A federal judge in the Southern District of Texas dismissed a lawsuit by The Satanic Temple that claimed the state’s abortion laws violate their “religious freedom” to perform “abortion rituals.”
The lawsuit was filed on behalf of Satanic Temple member “Ann Doe,” and argued that Texas’ strict abortion laws violate their “right to a religious accommodation of its members to engage in the abortion ritual under the Texas Religious Freedom Restoration Act.”
The Satanists also claimed that “TST has a constitutional right under the Texas Constitution to the free exercise of their religious practices, including the abortion ritual” and “First Amendment ‘conduct,’ including TST’s religious abortion ritual, is not permitted to be the target of civil actions filed under SB8.”

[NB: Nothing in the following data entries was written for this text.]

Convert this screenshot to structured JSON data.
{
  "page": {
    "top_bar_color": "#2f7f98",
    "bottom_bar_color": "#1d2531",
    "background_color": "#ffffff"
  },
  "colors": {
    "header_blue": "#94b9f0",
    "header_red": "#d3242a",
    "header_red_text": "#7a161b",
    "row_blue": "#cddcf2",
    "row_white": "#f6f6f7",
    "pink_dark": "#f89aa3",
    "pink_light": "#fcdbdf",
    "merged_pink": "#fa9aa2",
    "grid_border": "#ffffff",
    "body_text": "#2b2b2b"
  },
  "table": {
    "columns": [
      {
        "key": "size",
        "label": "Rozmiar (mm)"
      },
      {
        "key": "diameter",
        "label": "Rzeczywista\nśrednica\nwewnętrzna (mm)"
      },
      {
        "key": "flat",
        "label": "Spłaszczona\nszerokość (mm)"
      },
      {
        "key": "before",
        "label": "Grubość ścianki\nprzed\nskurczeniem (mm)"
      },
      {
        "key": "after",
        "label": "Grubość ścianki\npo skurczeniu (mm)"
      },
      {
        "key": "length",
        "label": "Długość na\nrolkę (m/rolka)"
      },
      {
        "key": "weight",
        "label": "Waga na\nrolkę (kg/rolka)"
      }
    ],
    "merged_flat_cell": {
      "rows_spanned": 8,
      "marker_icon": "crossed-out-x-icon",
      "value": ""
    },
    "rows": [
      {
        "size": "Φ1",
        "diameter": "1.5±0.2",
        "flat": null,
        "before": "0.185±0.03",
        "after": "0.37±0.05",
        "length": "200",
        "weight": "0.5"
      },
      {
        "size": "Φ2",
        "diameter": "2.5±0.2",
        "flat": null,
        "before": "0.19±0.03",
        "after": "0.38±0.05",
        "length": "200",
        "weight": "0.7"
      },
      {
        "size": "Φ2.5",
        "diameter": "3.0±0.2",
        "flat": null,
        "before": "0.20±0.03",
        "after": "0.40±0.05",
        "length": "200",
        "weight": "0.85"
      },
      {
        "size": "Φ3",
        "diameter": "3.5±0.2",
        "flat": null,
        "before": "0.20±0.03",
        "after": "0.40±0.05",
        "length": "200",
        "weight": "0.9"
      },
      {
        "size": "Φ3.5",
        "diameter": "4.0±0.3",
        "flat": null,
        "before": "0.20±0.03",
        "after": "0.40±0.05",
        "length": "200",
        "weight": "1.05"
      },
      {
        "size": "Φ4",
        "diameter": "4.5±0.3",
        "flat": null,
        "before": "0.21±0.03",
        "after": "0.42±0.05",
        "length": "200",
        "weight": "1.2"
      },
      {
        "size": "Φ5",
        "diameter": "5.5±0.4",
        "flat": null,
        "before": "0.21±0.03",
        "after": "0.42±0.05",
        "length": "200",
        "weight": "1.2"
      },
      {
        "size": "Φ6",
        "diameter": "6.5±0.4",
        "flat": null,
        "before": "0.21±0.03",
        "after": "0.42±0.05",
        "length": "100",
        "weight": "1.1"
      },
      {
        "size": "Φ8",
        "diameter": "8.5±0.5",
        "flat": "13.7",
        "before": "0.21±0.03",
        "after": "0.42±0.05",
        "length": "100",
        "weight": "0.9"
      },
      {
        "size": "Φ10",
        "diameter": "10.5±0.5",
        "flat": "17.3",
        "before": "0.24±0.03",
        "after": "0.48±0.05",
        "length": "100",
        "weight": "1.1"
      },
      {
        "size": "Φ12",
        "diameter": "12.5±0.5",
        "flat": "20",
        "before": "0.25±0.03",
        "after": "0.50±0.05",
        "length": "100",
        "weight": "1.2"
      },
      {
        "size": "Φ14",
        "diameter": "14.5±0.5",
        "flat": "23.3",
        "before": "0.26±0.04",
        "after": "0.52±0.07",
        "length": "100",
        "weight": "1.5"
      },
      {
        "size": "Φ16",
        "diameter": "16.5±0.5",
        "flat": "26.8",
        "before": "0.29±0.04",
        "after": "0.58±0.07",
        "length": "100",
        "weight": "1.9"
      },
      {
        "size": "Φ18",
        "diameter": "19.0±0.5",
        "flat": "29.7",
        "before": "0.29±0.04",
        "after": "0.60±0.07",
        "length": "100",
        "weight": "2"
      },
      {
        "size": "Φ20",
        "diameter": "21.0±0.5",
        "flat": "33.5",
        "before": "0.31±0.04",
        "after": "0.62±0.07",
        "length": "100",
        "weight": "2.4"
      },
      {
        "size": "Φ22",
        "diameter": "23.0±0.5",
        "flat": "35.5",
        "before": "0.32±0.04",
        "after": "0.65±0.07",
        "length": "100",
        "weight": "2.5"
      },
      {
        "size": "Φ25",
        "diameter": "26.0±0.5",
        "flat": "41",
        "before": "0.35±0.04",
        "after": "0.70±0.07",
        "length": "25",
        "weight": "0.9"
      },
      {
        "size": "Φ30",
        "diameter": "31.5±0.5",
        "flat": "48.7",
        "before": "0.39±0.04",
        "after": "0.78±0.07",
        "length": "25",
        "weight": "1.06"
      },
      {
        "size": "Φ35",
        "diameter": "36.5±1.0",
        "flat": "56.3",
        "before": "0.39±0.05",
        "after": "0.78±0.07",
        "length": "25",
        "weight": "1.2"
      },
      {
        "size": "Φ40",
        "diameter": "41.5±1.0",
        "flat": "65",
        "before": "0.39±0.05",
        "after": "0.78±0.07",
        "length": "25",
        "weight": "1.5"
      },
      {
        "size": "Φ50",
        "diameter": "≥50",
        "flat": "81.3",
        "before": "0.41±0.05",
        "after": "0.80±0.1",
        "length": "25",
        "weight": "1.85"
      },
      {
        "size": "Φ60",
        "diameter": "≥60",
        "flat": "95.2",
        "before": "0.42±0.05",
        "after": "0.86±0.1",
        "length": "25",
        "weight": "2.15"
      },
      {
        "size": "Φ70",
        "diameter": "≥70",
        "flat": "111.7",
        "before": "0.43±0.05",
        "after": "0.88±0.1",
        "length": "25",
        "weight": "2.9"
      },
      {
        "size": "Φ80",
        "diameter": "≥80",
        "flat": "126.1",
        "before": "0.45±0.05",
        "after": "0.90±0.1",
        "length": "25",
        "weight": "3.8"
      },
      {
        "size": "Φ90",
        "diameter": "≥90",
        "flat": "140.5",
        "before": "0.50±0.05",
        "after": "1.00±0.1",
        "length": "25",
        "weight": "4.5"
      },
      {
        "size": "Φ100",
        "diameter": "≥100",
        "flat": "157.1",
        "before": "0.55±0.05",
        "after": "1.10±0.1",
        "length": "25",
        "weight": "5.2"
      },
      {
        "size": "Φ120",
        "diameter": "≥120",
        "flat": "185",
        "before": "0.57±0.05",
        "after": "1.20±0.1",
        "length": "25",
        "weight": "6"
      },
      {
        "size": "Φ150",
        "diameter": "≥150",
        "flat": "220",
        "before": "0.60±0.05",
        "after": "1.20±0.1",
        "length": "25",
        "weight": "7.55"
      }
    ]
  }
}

“SB8’s ban on abortions after six weeks infringes upon our members’ rights to engage with their chosen religion and to participate in religious rites and rituals,” The Satanic Temple’s Director of Campaign Operations Erin Helian said in a press release provided to The Gateway Pundit at the time of the filing. “In accordance with our Third Tenet, The Satanic Temple will push back against the Texas legislature’s violation of our members’ bodily autonomy and freedom of choice.”
Judge Charles Eskridge dismissed the case earlier this month, calling the complaint “spare and unusually cryptic.”
“For instance, The Satanic Temple is alleged to be ‘a religion,’” Judge Eskridge wrote. “But what its belief structure entails and how Texas law was applied against it isn’t meaningfully explained. Also unstated is how those laws impacted Ann Doe herself, who is included in the caption, but about whom nothing more is said.”
The judge also asserted that the organization was acting in “bad faith” and that “any repleading at this stage would manifest undue prejudice to a range of current and former Defendants who still have little clue as to the exact nature of the claims brought in this case. The Court is also of the firm belief that any further attempt at repleading would be futile, given that Attorney Kezhaya’s filings become more conclusory, reductive, and intemperate over time, in line with his performative and obstinate conduct to date.”
Judge Eskridge concluded that the “amended complaint is willfully inadequate and deficient. It fails for jurisdictional reasons and would also likely fail for insufficient pleading of the merits. Plaintiffs will not be given leave to replead.”
The temple previously attempted to use religious freedom to fight abortion laws in Missouri but also failed there.